Some other historical engine controls, which are automated in modern passenger cars, were the choke valve, ignition timing, and spark arrestor.

== Additional controls ==
In the past, all cars had manual controls for starting and running the engine. Now, modern cars not only have automated controls, but they also have controls that are not directly used to drive the vehicle. These controls include air conditioning, navigation systems, on-board computers, in-car entertainment, windscreen wiper, and touchscreen panels.

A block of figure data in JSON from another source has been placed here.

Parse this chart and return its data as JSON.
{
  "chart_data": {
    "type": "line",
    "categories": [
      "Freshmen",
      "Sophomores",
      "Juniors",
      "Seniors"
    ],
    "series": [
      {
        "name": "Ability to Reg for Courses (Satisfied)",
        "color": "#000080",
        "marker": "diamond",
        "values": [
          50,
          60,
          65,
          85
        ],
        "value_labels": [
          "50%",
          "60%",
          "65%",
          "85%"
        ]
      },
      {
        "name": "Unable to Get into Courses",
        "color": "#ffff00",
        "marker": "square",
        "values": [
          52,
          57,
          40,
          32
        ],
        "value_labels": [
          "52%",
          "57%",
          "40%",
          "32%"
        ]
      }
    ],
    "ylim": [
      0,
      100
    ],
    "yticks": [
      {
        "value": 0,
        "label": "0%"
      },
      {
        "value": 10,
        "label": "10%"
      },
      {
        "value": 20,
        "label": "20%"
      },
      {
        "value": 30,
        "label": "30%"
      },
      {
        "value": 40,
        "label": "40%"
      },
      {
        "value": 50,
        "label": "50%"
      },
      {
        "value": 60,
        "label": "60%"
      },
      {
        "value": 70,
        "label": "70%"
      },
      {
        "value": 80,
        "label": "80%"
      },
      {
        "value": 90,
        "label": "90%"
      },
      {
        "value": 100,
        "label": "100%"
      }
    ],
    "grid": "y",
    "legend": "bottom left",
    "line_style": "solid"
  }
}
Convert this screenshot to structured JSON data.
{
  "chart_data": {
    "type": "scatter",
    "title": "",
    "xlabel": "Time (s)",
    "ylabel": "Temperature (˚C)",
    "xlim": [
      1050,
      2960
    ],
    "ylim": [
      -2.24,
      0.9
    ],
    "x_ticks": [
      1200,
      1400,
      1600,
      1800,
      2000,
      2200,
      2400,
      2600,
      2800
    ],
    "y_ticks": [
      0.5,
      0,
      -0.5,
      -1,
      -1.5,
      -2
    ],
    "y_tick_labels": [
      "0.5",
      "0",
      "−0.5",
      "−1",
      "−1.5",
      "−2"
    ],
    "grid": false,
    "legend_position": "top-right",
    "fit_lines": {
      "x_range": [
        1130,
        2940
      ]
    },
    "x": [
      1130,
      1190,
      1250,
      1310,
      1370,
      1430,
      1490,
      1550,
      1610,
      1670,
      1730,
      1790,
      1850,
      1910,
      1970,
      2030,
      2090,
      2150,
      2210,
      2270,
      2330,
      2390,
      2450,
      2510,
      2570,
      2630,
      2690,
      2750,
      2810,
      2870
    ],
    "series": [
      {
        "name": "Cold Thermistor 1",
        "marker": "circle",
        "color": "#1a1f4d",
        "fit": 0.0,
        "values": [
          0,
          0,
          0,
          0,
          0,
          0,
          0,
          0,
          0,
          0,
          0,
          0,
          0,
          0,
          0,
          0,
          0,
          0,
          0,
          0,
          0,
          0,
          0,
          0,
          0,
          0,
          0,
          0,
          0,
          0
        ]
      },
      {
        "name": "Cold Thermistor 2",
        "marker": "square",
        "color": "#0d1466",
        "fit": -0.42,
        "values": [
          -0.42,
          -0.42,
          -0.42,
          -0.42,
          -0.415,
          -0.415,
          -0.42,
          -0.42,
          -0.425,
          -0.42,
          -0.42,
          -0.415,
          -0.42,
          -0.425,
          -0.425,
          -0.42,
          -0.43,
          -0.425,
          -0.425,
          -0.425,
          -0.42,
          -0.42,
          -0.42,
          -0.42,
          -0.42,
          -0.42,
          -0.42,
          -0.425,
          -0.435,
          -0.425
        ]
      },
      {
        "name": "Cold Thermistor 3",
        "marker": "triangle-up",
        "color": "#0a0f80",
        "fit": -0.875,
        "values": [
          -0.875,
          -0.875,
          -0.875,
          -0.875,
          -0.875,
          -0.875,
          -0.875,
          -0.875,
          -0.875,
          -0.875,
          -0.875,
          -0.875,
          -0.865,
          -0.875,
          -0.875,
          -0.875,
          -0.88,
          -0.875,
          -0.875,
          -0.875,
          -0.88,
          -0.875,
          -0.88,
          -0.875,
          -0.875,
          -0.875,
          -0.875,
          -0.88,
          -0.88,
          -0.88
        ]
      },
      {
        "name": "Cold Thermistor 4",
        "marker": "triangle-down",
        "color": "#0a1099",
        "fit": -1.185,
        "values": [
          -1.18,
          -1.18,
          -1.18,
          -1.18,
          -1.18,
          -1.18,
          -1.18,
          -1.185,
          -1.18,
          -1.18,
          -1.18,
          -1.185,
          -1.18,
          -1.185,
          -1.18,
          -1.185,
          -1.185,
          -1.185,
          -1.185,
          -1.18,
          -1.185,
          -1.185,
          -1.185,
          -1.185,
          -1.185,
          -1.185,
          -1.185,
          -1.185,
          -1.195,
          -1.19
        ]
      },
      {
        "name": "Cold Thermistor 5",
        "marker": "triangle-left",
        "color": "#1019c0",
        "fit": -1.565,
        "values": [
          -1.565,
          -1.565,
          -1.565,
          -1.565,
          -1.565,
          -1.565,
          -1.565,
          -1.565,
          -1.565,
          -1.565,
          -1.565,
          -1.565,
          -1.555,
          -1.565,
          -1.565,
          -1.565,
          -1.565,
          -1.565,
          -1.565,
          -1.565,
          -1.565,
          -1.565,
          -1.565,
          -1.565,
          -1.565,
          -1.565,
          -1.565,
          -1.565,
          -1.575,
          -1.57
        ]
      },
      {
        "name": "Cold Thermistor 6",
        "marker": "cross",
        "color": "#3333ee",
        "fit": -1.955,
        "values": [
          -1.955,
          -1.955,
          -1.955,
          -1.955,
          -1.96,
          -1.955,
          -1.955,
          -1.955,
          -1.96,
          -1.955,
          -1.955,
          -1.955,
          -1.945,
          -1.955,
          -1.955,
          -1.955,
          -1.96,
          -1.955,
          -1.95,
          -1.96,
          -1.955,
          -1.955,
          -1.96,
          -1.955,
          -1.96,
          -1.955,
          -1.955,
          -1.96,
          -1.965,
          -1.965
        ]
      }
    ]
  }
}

These controls vary in scope and design between different types of cars. They may also be located and operated differently in other road vehicles such as motorcycles, where the throttle is controlled by a hand lever and the gear shift is operated by a pedal. Some types of vehicle controls are found in rail vehicles. For example, some trams and light rail vehicles like the PCC streetcar use automobile-style pedals to control the speed.

In Formula One auto racing, many vehicle parameters can be set by the driver during a race. Controls for these are mounted on the steering wheel, and can include controls for: brake balance, differential, ignition timing, regenerative brake, rev limiter, and others.